Toronto’s tourism industry is bustling and has become one of the biggest destinations in Canada. In 2017, Toronto had almost 44 million tourists (roughly 10.4 million from elsewhere in Canada and just under 3 million from the United States). All told, 2017’s tourism alone brought almost $9 billion in revenue.
Toronto’s role as a top destination for national and international visitors is poised to keep growing. This makes any changes to regulations in the Toronto housing market something to watch. Recently, Toronto passed new rules for Airbnb rentals. Many buyers are asking what this means for the local real estate market.
What Did Toronto Change?
As of November 2019, Toronto has ruled to place restrictions on Airbnb and other short-term rentals.
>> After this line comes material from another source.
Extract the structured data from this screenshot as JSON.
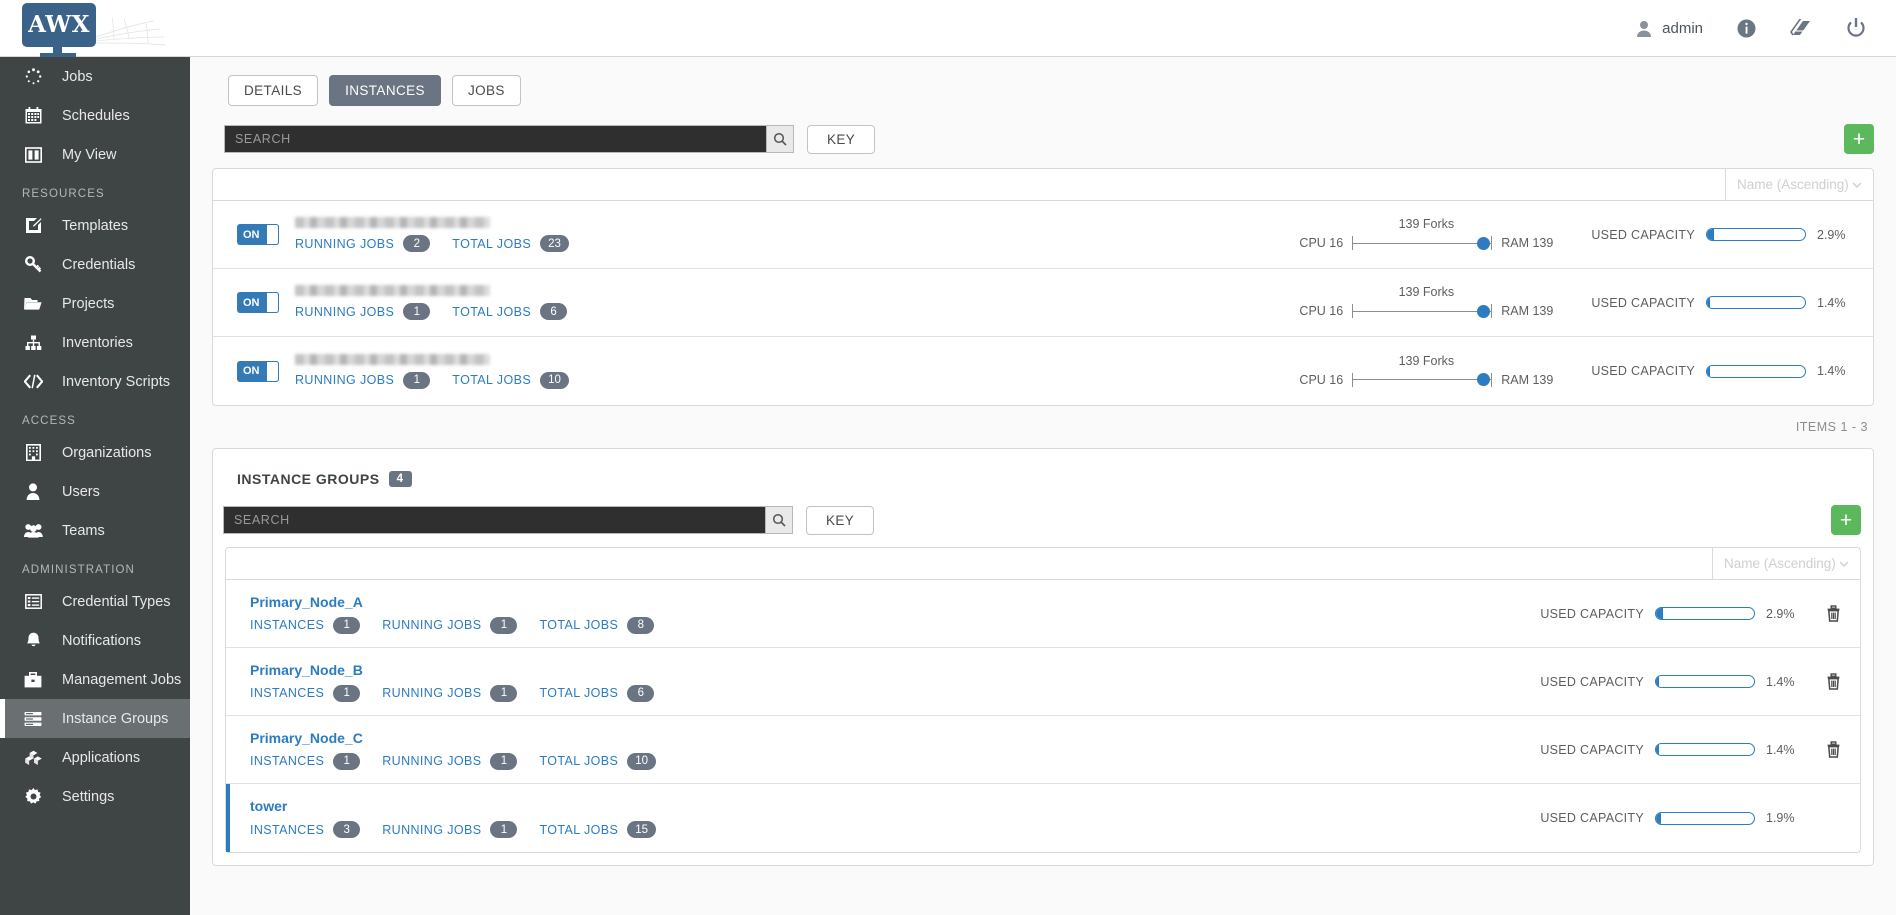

The new regulations allow for landlords to rent out spaces for a maximum of 180 nights each year. Up to three bedrooms per property can be rented all year long for a maximum period of 28 days. Landlords can no longer list basement apartments or secondary suites as short-term rentals. Only tenants can rent these spaces, and only for 28 days at the most.
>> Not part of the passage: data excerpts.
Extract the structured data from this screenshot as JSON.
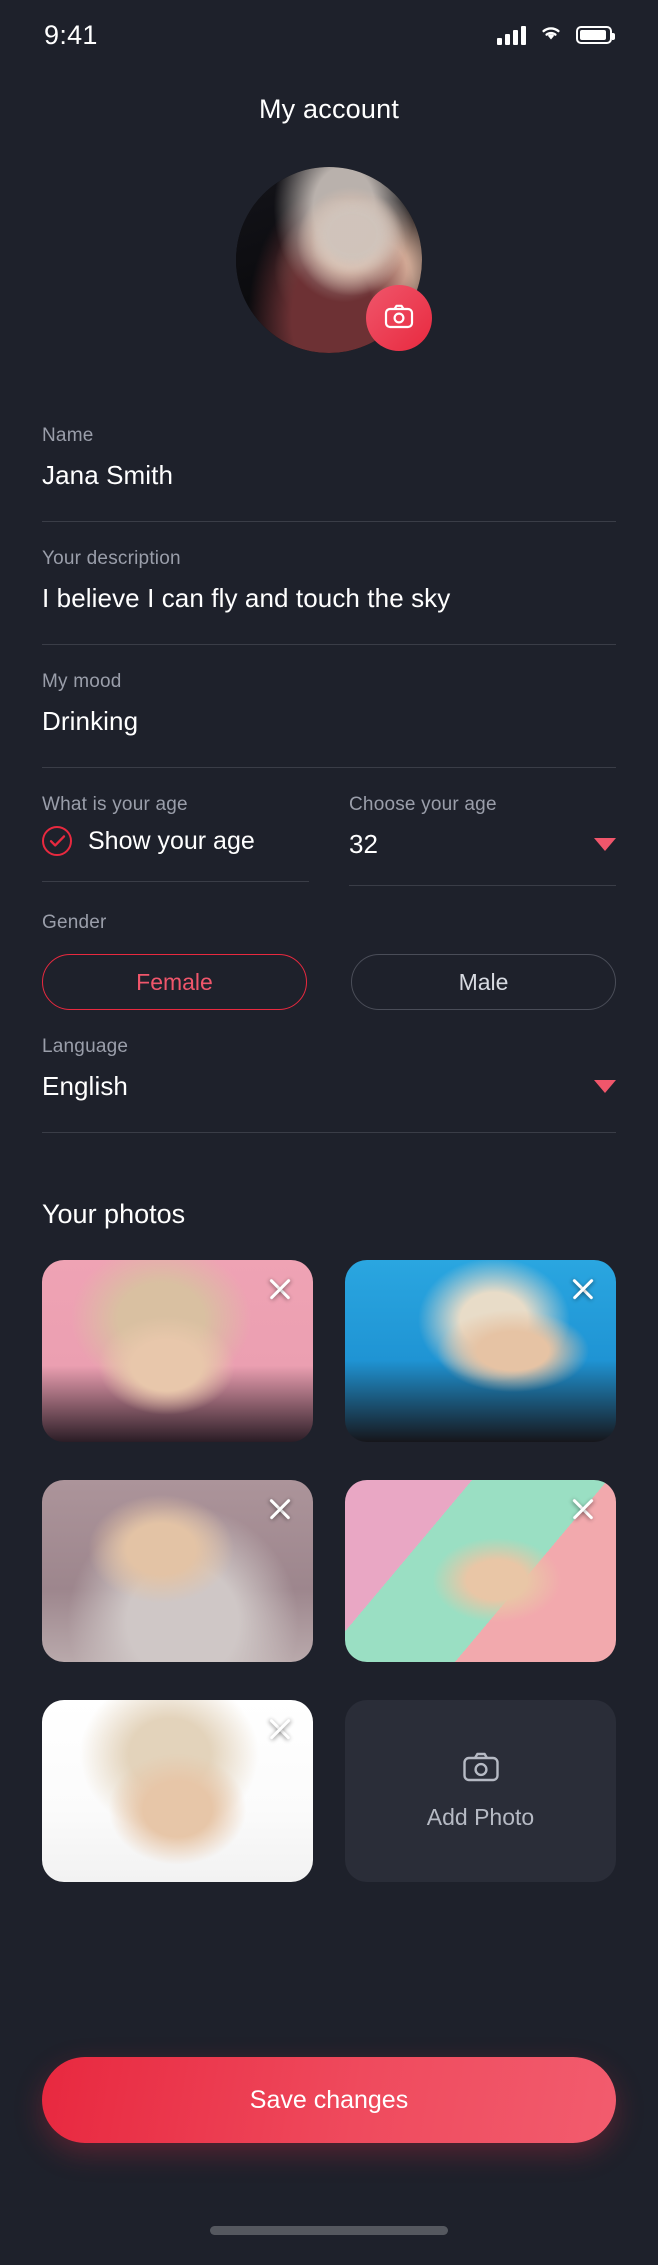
{
  "status_bar": {
    "time": "9:41",
    "signal_icon": "cellular-signal-icon",
    "wifi_icon": "wifi-icon",
    "battery_icon": "battery-icon"
  },
  "header": {
    "title": "My account"
  },
  "avatar": {
    "name": "profile-avatar",
    "camera_icon": "camera-icon"
  },
  "theme": {
    "background": "#1e212b",
    "accent": "#e8293f",
    "accent_light": "#f0566b",
    "label_gray": "#9a9eaa",
    "value_white": "#ffffff",
    "divider": "#3a3d47",
    "card": "#2a2d38"
  },
  "fields": {
    "name": {
      "label": "Name",
      "value": "Jana Smith"
    },
    "description": {
      "label": "Your description",
      "value": "I believe I can fly and touch the sky"
    },
    "mood": {
      "label": "My mood",
      "value": "Drinking"
    },
    "age_toggle": {
      "label": "What is your age",
      "value": "Show your age",
      "checked": true,
      "check_icon": "check-circle-icon"
    },
    "age_select": {
      "label": "Choose your age",
      "value": "32",
      "caret_icon": "caret-down-icon"
    },
    "gender": {
      "label": "Gender",
      "options": [
        {
          "label": "Female",
          "selected": true
        },
        {
          "label": "Male",
          "selected": false
        }
      ]
    },
    "language": {
      "label": "Language",
      "value": "English",
      "caret_icon": "caret-down-icon"
    }
  },
  "photos": {
    "title": "Your photos",
    "remove_icon": "close-x-icon",
    "items": [
      {
        "id": "photo-1",
        "alt": "Portrait on pink background"
      },
      {
        "id": "photo-2",
        "alt": "Portrait on blue background"
      },
      {
        "id": "photo-3",
        "alt": "Portrait in silver jacket"
      },
      {
        "id": "photo-4",
        "alt": "Portrait on pastel background"
      },
      {
        "id": "photo-5",
        "alt": "Portrait on white background"
      }
    ],
    "add_tile": {
      "label": "Add Photo",
      "icon": "camera-icon"
    }
  },
  "actions": {
    "save_label": "Save changes"
  }
}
The decision took about two years to implement, with the process beginning in 2017. Before the process was finalized, Toronto asked Airbnb to voluntarily follow the proposed regulations. Airbnb is currently facing scrutiny for its verification and refund practices after an American VICE investigation uncovered a nationwide scam on the platform. The Local Planning Appeal Tribunal (LPAT), the provincial organization that approved the regulations, estimates that they could return 5,000 of the approximately 21,000 Airbnb units to the Toronto housing market.
What Happens Next?
In a city experiencing a lull in rental vacancies — only 10 available rental units for every 1,000 — these regulations could mean a sudden influx of new residential and rental properties hitting the market. Those who only use Airbnb periodically or less than 180 days are unlikely to notice any differences. However, current landlords must register their rentals with a $50 fee, and rental platforms must also pay a one-time application fee of $5,000 (and $1 for every booked night). Landlords now also must pay an accommodation tax of 4 percent on any rentals that are less than 28 days.
Landlords will be prevented from using Airbnb as a quasi-hotel business. Instead, many of these homes will be available on the long-term rental or even buyers’ market. Since Toronto is currently one of the most expensive places to rent or own in Canada, this is good news for buyers looking for an opening into what is always a competitive market.